Algum tempo depois, enquanto ela dormia, foi para a sala esperar pelo sono assistindo televisão. Ao Identificar o celular de Sueli na mesinha de centro, resolveu dar uma expiada; não que fosse ciumento, mas achava que essas inspeções sigilosas eram saudáveis e preventivas. No histórico de chamadas, ele viu um número excessivo de trocas de ligações entre a noiva e o irmão. O estranhamento da constatação provocou incômodo; o que ambos teriam tanto para falar entre si? Mas em seguida achou-se tolo; estava certo que ela o amava acima de tudo, afinal, já o demonstrara isso muitas vezes. Encontrou alivio na idéia de que provavelmente os dois estavam planejando uma festa surpresa para seu aniversário que se aproximava.

Nos dias seguintes que se seguiram, Newton saiu mais cedo do trabalho. Sua rotina resumia-se a encher o tanque da picape e rodar a noite inteira por rodovias e ruas da cidade, sempre faminto animais incautos. Em duas ocasiões foi premiado com gatos; criaturas que passou a considerar estúpidas por cruzarem a frente de seu carro assim que enxergavam os faróis.

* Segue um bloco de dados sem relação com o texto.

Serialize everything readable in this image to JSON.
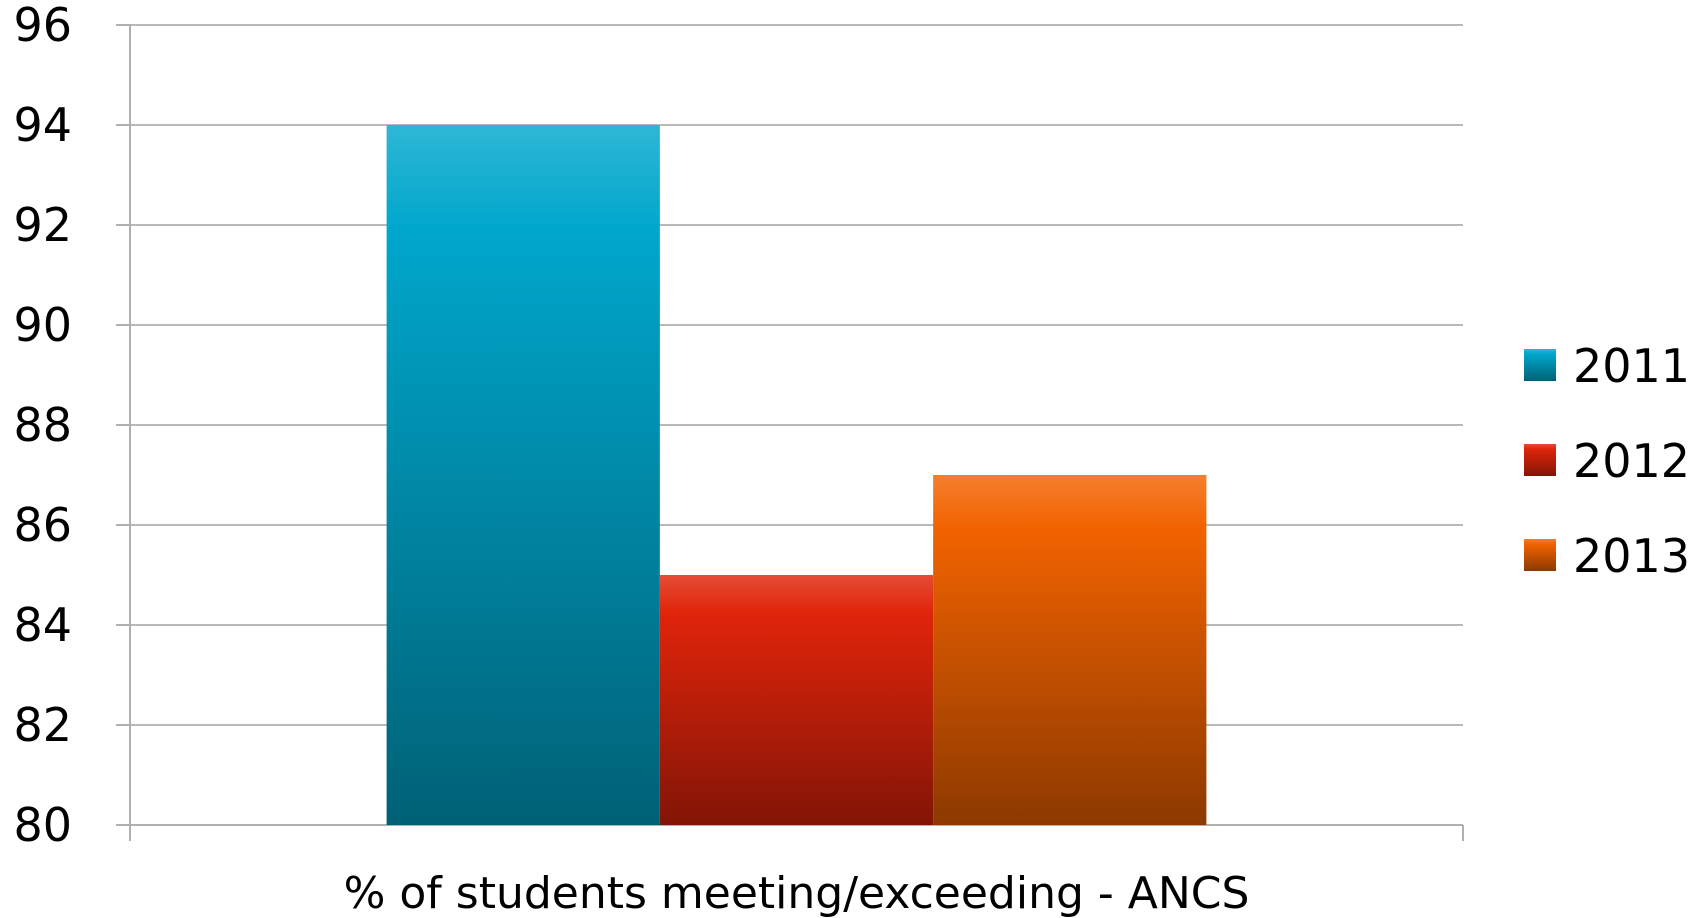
{
  "chart_data": {
    "type": "bar",
    "categories": [
      "% of students meeting/exceeding - ANCS"
    ],
    "series": [
      {
        "name": "2011",
        "values": [
          94
        ],
        "color": "#00a7cc"
      },
      {
        "name": "2012",
        "values": [
          85
        ],
        "color": "#e0250a"
      },
      {
        "name": "2013",
        "values": [
          87
        ],
        "color": "#f26300"
      }
    ],
    "ylim": [
      80,
      96
    ],
    "yticks": [
      "80",
      "82",
      "84",
      "86",
      "88",
      "90",
      "92",
      "94",
      "96"
    ],
    "grid": true,
    "legend": "right"
  }
}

Outra feita, o alvo fora um cachorro; mas dessa vez tivera que trapacear. Diferente dos felinos, essa espécie costumava permanecer no acostamento e Newton só conseguiu seu troféu avançando por essa parte da estrada; o que quase lhe custou um acidente. Ah, os cães; quase chegava a considerá-los adversários dignos.

Numa oportunidade, chegou a rumar para o litoral; sabia que na descida da serra existiam várias placas advertindo sobre a possibilidade de veados e outros seres cruzarem a via. Mas nenhum animal silvestre parecia querer respeitar a sinalização.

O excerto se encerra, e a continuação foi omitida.